Finding the next leap year: Python

Question

I was attempting a course about Python and I encountered a question in which as the name suggests I have to find the next leap year. But the code is not working properly with a few years and returns unwanted results.

Although this code works with some of the years such as 2020 or 2023 it doesn't quite work with the others such as 1896 or 498. Any type of help would be appreciated.

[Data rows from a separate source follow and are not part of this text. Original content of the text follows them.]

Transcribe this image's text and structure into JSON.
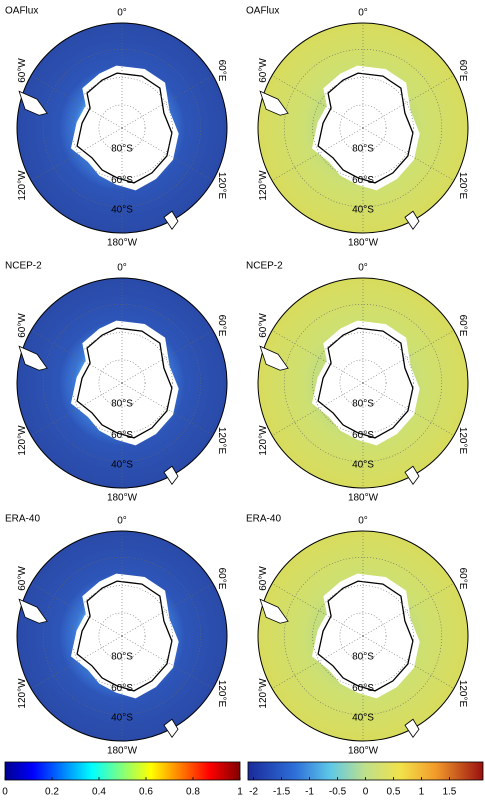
{
  "panels": [
    {
      "label": "OAFlux",
      "lon_labels": [
        "0°",
        "60°E",
        "120°E",
        "180°W",
        "120°W",
        "60°W"
      ],
      "lat_labels": [
        "80°S",
        "60°S",
        "40°S"
      ]
    },
    {
      "label": "OAFlux",
      "lon_labels": [
        "0°",
        "60°E",
        "120°E",
        "180°W",
        "120°W",
        "60°W"
      ],
      "lat_labels": [
        "80°S",
        "60°S",
        "40°S"
      ]
    },
    {
      "label": "NCEP-2",
      "lon_labels": [
        "0°",
        "60°E",
        "120°E",
        "180°W",
        "120°W",
        "60°W"
      ],
      "lat_labels": [
        "80°S",
        "60°S",
        "40°S"
      ]
    },
    {
      "label": "NCEP-2",
      "lon_labels": [
        "0°",
        "60°E",
        "120°E",
        "180°W",
        "120°W",
        "60°W"
      ],
      "lat_labels": [
        "80°S",
        "60°S",
        "40°S"
      ]
    },
    {
      "label": "ERA-40",
      "lon_labels": [
        "0°",
        "60°E",
        "120°E",
        "180°W",
        "120°W",
        "60°W"
      ],
      "lat_labels": [
        "80°S",
        "60°S",
        "40°S"
      ]
    },
    {
      "label": "ERA-40",
      "lon_labels": [
        "0°",
        "60°E",
        "120°E",
        "180°W",
        "120°W",
        "60°W"
      ],
      "lat_labels": [
        "80°S",
        "60°S",
        "40°S"
      ]
    }
  ],
  "colorbars": [
    {
      "lim": [
        0,
        1
      ],
      "ticks": [
        0,
        0.2,
        0.4,
        0.6,
        0.8,
        1
      ]
    },
    {
      "lim": [
        -2.1,
        2.1
      ],
      "ticks": [
        -2,
        -1.5,
        -1,
        -0.5,
        0,
        0.5,
        1,
        1.5
      ]
    }
  ]
}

year = int(input("Year: "))
Count = year + 1

while True:
    if Count % 4 == 0:
        if Count % 100 == 0 and year % 400 == 0:
            print(f"The next leap year after {year} is {Count}")
            break
        elif year % 100 == 0:
            Count += 1
        else:
            print(f"The next leap year after {year} is {Count}")
            break
    else:
        Count += 1

Answer 1

Solution is here

year = int(input("Year:"))
next_leap_year = year + 1
while True:
    if next_leap_year % 4 == 0 and next_leap_year % 100 == 0:
        if next_leap_year % 400 == 0:
            print(f"The next leap year after {year} is {next_leap_year}") 
            break
        else:
            next_leap_year = next_leap_year + 4
            print(f"The next leap year after {year} is {next_leap_year}")
            break
    elif next_leap_year % 4 == 0:
        print(f"The next leap year after {year} is {next_leap_year}")
        break
    else:
        next_leap_year += 1

Answer 2

You can simplify the code with a single expression that determines if any given year is leap as follows:

yy = int(input('Enter start year: '))

while True:
    yy += 1
    if yy % 400 == 0 or (yy % 100 != 0 and yy % 4 == 0):
        print(f'The next leap year is {yy}')
        break